Learning to Read Labels: Sugar

One of the most frustrating skills to acquire for me was learning how to read food labels - both for gluten free navigating, but also for understanding what ingredients harmed or served my body.

I remember, back when I was beginning my very first parasite cleanse, I decided to try out the Whole 30 lifestyle. It cut out some key foods that I needed gone for my cleanse and seemed like a great way to help support my autoimmune disease. 

If you’re not aware, the Whole 30 diet cuts out gluten, dairy, sugar, legumes, among other things. It’s absolutely not an attainable lifestyle to live, nor do I encourage it - but one good thing that came from this stepping stone in my life was that it helped me discover how many unnecessary things have refined sugar in them. And not only that, it opened my eyes to just how much refined sugar we had been consuming unknowingly. It was repulsive! 

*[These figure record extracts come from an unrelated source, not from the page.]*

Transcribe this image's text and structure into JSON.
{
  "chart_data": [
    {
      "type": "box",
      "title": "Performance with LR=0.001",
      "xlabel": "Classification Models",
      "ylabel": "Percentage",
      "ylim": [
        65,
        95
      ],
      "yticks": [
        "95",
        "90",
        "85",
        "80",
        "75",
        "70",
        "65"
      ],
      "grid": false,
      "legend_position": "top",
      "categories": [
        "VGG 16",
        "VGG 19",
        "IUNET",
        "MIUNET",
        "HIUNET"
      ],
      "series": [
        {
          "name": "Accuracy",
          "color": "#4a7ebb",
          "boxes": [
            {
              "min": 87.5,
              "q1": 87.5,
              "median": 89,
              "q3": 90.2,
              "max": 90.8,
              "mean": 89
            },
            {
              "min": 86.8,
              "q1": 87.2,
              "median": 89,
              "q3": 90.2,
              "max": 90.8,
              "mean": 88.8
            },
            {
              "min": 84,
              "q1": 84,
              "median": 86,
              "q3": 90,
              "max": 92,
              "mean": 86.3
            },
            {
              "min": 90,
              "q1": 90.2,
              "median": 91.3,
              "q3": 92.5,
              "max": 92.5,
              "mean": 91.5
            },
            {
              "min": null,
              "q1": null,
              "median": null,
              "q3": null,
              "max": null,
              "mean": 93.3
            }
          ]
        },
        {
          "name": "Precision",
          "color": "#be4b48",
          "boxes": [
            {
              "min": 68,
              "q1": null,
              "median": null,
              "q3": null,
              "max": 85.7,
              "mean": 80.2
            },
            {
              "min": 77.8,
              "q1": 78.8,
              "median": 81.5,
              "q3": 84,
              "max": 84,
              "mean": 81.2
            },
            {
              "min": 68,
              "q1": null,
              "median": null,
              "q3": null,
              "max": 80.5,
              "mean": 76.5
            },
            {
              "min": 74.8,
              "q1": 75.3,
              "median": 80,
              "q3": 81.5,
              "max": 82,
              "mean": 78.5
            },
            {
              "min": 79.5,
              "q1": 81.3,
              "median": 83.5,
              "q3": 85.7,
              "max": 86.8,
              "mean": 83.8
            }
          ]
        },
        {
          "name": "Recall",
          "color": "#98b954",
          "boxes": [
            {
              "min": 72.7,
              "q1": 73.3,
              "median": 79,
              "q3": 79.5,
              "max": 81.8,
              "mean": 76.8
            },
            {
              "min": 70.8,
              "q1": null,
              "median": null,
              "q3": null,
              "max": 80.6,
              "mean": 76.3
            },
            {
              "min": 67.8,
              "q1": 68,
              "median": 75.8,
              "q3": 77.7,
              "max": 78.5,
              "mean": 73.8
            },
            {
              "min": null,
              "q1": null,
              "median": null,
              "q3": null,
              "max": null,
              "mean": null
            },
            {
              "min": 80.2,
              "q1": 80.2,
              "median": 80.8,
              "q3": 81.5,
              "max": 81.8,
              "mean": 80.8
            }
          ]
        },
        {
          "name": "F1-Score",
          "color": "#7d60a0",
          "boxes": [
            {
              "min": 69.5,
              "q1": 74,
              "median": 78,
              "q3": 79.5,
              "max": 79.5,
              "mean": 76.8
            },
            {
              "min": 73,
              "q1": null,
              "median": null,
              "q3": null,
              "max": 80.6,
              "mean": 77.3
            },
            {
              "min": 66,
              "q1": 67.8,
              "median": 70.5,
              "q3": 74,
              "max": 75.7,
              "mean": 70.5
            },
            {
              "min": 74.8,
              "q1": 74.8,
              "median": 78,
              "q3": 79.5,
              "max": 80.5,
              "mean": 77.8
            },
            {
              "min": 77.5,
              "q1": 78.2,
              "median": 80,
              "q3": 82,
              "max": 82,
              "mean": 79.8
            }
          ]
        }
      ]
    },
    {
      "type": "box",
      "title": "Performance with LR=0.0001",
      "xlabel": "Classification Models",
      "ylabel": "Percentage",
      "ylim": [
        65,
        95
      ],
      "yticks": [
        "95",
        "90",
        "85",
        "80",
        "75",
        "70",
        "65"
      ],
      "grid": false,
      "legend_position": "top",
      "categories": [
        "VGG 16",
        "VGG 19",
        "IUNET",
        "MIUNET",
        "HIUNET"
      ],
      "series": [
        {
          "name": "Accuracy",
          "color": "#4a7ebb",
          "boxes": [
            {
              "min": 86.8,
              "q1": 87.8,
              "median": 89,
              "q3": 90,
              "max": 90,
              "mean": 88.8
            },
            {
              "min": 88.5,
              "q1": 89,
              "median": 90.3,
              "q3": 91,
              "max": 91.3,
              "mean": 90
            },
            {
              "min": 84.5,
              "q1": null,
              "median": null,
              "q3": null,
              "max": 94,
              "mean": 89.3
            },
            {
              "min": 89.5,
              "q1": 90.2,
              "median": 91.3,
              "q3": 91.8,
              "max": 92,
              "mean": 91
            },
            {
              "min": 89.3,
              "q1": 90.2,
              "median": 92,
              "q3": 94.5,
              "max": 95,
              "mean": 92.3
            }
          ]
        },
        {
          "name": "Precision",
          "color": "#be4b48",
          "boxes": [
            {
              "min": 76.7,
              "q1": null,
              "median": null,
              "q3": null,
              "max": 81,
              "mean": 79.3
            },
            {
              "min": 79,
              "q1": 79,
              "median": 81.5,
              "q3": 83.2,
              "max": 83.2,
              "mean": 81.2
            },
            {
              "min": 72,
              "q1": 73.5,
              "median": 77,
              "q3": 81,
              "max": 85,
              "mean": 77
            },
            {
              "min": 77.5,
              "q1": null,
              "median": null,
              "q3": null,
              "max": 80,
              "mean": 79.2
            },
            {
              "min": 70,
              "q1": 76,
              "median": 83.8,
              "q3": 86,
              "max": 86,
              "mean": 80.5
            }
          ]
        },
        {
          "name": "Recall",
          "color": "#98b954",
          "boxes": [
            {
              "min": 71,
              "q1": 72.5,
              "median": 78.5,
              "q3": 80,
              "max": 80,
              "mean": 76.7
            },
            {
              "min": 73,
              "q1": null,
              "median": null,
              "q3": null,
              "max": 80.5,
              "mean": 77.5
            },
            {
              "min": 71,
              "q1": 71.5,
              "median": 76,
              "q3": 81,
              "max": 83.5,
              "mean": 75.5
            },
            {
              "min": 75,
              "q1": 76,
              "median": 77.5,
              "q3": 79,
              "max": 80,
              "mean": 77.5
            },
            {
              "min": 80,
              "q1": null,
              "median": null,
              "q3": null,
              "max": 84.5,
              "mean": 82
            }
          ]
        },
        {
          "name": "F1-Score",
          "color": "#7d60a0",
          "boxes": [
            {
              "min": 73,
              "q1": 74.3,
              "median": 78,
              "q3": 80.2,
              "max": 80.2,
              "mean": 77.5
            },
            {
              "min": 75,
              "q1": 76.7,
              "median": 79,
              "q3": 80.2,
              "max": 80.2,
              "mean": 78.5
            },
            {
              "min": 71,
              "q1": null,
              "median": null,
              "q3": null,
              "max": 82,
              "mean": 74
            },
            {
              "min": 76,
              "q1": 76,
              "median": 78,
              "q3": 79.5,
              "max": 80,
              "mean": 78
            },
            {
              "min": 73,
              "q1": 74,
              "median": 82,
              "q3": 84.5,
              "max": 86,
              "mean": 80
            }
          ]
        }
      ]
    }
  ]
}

The biggest heartbreak over here was discovering that sugar is in bacon. Friend, I have had sugar free bacon for YEARS now, and I’m here to tell you, you don’t need sugar for it to taste good. Same with ketchup and other condiments. SO many foods that you love can be made free of added sugars and still be delicious.

Did you know sugar has more than one name? This is one of the trickiest things to navigate on labels - it in fact has MANY names that it can be hidden under on a food label. 

Common Sugar Names:

Anhydrous dextrose, brown sugar, cane crystals, cane sugar, corn sweetener, corn syrup, corn syrup solids, crystal dextrose, evaporated cane juice, fructose sweetener, fruit juice concentrates, high-fructose corn syrup, honey, liquid fructose, malt syrup, maple syrup, molasses, pancake syrup, raw sugar, sugar, syrup and white sugar.

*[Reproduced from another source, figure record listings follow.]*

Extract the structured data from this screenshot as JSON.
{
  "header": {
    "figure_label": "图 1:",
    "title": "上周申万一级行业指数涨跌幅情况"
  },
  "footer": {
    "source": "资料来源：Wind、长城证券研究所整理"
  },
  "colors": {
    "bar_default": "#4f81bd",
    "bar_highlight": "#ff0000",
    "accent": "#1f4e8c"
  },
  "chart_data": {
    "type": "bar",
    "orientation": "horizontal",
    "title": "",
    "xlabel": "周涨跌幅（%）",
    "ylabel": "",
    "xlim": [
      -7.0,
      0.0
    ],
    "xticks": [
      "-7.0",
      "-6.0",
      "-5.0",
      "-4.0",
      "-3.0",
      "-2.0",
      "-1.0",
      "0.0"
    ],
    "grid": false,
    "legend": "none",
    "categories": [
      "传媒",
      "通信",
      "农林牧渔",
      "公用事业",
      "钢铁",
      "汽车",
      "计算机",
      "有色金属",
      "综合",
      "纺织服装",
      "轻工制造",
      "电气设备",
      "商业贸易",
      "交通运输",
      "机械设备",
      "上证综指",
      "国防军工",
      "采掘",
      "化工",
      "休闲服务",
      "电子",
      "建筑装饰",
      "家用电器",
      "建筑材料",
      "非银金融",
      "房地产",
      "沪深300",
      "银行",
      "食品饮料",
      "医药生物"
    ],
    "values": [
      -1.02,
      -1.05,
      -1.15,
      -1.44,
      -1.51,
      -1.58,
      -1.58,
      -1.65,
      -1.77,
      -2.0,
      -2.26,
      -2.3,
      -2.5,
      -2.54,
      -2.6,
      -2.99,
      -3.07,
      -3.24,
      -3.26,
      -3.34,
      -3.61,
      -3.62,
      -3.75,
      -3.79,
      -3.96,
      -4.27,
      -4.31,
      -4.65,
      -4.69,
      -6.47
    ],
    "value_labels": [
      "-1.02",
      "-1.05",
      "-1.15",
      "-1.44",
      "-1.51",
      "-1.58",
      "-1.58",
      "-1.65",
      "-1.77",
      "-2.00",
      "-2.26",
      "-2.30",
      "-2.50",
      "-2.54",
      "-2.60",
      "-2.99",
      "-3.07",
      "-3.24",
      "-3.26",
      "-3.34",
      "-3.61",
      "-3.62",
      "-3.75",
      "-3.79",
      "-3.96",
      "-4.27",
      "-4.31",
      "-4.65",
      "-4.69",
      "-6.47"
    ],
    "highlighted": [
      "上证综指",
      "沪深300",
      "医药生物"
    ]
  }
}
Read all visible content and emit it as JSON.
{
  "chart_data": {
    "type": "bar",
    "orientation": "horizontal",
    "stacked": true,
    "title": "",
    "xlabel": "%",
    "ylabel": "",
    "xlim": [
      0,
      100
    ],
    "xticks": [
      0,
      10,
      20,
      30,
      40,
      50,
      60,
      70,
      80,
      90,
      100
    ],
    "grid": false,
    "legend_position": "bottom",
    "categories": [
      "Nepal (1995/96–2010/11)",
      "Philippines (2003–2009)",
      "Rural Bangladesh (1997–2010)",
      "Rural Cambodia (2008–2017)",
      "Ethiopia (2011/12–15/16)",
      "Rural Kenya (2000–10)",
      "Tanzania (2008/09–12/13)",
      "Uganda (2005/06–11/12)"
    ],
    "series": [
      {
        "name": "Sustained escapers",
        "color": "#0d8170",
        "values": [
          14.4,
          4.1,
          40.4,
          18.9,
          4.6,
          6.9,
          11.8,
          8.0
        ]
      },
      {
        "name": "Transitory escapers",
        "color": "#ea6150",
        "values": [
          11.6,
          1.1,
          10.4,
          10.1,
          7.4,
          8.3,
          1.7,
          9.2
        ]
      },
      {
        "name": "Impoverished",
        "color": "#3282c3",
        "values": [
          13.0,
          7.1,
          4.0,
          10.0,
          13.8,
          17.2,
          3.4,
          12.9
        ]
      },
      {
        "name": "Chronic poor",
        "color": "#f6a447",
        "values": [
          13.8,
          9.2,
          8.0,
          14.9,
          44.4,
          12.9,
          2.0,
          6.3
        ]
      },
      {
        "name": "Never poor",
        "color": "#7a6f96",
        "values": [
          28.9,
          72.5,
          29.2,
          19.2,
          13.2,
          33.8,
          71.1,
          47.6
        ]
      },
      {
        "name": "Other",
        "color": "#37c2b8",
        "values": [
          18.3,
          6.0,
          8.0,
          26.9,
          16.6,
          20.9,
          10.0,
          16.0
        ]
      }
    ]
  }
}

Less apparent sugar names:

Carbitol, concentrated fruit juice, corn sweetener, diglycerides, disaccharides, evaporated cane juice, erythritol, Florida crystals, fructooligosaccharides, galactose, glucitol, glucoamine, hexitol, inversol, isomalt, maltodextrin, malted barley, malts, mannitol, nectars, pentose, raisin syrup, ribose rice syrup, rice malt, rice syrup solids, sorbitol, sorghum, sucanat, sucanet, xylitol and zylose.

Breaking Down Sugar:

  • Glucose: A simple sugar that is the building block of carbohydrates

  • Fructose: Like glucose, it is another type of simple sugar found naturally in fruits, root vegetables and honey

  • Sucrose: Commonly known as table sugar, it includes equal parts of fructose and glucose

  • Lactose: The sugar that naturally occurs in milk that is made up of equal parts of glucose and galactose

When you eat carbohydrates, the body breaks them down into glucose, which is used for energy.

Fruits, vegetables, grains, legumes and dairy contain natural sugars, with fructose, glucose and lactose being inherently part of these foods.

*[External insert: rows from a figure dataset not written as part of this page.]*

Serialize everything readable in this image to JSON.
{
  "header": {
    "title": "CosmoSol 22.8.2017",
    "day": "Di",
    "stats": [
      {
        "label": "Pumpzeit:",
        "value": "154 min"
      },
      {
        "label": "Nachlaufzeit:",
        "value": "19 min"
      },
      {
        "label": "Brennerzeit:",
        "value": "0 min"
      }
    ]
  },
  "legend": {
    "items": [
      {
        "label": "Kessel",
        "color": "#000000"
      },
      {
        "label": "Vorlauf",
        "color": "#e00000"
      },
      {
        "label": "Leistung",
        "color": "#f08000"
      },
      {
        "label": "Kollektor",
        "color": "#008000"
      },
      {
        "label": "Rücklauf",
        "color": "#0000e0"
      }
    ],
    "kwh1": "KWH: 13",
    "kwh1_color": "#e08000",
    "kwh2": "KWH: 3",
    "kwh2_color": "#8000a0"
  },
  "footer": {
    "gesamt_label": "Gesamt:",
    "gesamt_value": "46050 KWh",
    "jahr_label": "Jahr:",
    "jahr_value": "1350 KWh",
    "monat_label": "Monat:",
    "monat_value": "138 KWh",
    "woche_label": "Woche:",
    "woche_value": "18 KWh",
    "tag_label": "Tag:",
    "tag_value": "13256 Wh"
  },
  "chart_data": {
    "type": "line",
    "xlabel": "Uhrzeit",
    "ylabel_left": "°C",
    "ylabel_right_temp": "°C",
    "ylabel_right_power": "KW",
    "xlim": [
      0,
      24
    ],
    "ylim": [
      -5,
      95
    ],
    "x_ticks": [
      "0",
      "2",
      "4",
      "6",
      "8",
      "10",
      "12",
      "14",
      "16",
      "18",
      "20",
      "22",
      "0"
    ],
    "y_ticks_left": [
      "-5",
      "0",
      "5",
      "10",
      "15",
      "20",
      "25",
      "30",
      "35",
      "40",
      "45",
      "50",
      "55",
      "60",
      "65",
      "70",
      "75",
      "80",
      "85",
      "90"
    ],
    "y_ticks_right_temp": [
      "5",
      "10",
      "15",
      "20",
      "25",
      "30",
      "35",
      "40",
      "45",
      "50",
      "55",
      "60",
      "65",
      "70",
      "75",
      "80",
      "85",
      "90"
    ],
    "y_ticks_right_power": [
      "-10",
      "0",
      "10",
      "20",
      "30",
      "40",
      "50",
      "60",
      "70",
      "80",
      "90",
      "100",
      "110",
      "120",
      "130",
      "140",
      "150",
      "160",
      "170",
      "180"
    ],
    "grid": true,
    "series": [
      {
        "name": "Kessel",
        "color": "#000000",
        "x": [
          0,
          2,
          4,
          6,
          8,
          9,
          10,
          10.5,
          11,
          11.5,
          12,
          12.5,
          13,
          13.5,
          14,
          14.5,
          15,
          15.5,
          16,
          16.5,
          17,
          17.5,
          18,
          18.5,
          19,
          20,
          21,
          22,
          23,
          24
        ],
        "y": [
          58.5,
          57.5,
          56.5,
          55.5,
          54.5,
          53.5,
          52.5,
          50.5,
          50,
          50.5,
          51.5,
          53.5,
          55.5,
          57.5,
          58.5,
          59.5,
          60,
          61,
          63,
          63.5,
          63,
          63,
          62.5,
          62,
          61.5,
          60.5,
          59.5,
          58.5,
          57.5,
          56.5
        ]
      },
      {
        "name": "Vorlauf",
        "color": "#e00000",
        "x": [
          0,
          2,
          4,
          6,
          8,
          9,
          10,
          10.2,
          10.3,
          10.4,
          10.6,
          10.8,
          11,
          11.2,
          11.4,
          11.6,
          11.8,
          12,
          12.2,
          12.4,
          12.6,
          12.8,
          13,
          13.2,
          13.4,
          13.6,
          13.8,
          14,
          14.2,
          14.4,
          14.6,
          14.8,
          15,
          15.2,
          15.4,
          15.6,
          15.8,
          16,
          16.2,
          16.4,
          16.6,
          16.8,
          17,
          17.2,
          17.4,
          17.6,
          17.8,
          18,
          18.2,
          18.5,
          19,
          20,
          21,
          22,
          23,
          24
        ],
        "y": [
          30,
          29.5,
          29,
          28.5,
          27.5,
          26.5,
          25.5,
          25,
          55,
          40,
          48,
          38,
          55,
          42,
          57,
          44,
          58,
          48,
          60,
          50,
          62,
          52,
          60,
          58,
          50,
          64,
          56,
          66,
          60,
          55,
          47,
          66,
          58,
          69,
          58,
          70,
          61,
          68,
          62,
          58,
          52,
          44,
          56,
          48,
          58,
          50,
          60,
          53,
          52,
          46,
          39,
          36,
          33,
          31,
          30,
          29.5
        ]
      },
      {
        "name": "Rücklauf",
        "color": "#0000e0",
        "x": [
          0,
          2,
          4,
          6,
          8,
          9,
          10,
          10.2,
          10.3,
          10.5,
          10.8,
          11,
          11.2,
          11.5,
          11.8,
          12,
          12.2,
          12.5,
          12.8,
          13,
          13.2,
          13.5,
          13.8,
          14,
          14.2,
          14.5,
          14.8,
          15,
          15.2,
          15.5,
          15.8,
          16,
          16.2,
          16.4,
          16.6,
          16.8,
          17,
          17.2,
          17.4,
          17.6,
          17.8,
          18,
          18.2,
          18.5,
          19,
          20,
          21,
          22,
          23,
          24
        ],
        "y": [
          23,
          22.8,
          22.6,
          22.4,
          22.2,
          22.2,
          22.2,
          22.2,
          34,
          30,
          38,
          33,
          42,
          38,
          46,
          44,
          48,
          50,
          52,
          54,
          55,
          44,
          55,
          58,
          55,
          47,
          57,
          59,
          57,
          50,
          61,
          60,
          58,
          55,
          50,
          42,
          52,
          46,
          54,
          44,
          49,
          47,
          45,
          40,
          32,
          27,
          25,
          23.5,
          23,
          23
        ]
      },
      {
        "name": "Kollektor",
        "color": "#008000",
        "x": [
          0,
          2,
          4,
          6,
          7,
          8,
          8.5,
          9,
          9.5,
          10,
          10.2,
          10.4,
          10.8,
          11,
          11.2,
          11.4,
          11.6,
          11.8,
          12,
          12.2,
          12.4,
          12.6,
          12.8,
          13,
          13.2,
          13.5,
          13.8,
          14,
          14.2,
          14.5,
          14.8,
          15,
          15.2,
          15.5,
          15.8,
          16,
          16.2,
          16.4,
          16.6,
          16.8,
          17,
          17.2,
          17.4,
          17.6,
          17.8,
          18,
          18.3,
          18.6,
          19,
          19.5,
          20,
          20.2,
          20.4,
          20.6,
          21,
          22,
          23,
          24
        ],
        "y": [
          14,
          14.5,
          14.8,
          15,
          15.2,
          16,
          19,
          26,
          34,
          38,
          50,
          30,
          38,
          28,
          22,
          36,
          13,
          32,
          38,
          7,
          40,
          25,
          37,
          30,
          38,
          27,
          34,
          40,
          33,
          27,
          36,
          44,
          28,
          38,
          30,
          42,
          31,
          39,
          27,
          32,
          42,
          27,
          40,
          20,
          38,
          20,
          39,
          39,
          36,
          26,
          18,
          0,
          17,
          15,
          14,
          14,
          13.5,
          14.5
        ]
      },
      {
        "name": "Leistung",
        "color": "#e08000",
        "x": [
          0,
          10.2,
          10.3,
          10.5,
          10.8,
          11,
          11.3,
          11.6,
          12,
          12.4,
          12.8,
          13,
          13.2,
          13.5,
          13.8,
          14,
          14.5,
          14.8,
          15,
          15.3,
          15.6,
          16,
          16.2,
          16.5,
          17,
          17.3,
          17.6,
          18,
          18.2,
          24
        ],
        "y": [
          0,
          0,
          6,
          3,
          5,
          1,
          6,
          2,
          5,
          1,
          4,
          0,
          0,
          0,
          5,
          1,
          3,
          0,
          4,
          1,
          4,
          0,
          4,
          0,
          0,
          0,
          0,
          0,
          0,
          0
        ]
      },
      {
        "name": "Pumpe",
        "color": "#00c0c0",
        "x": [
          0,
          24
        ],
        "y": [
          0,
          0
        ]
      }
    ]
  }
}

The main sources of added sugars in the American diet are desserts, soft drinks, juices, sweetened dairy products like flavored milk, yogurt and ice cream, and sweetened refined grain products like sugary cereals.

Why do food producers hide sugar under so many names?

Well that’s simple - companies know that so many of us are nutritionally uneducated and they want to take advantage of that. By consuming ridiculous amounts of sugar in our diet on a regular basis, we are unknowingly putting our bodies under increased stress and decreasing its ability to function properly - hence the rise in diseases and illnesses. Now, sugar isn’t 100% to blame for all of these negative statistics - inflammatory seed oils and processed foods help out as well (among other foods).

I don’t share all of this to shame anyone. If you haven’t made it to this place on your food journey, that is OK! I will never judge you for what you choose to eat - it’s my goal for you to understand what you’re eating and the effects it can cause within your body.  

Sugar isn’t the devil. 

We don’t need to be afraid of sugar- we need to be mindful of it and consume it in ways that serve our bodies. 

Some of my favorite sugars to consume are fresh fruits, maple syrup, and honey. 
Deliciousness doesn’t have to come at a cost to your health, friends! And I hope that in this space you learn where you can make substitutions to boost your nutritional intake and quality of life!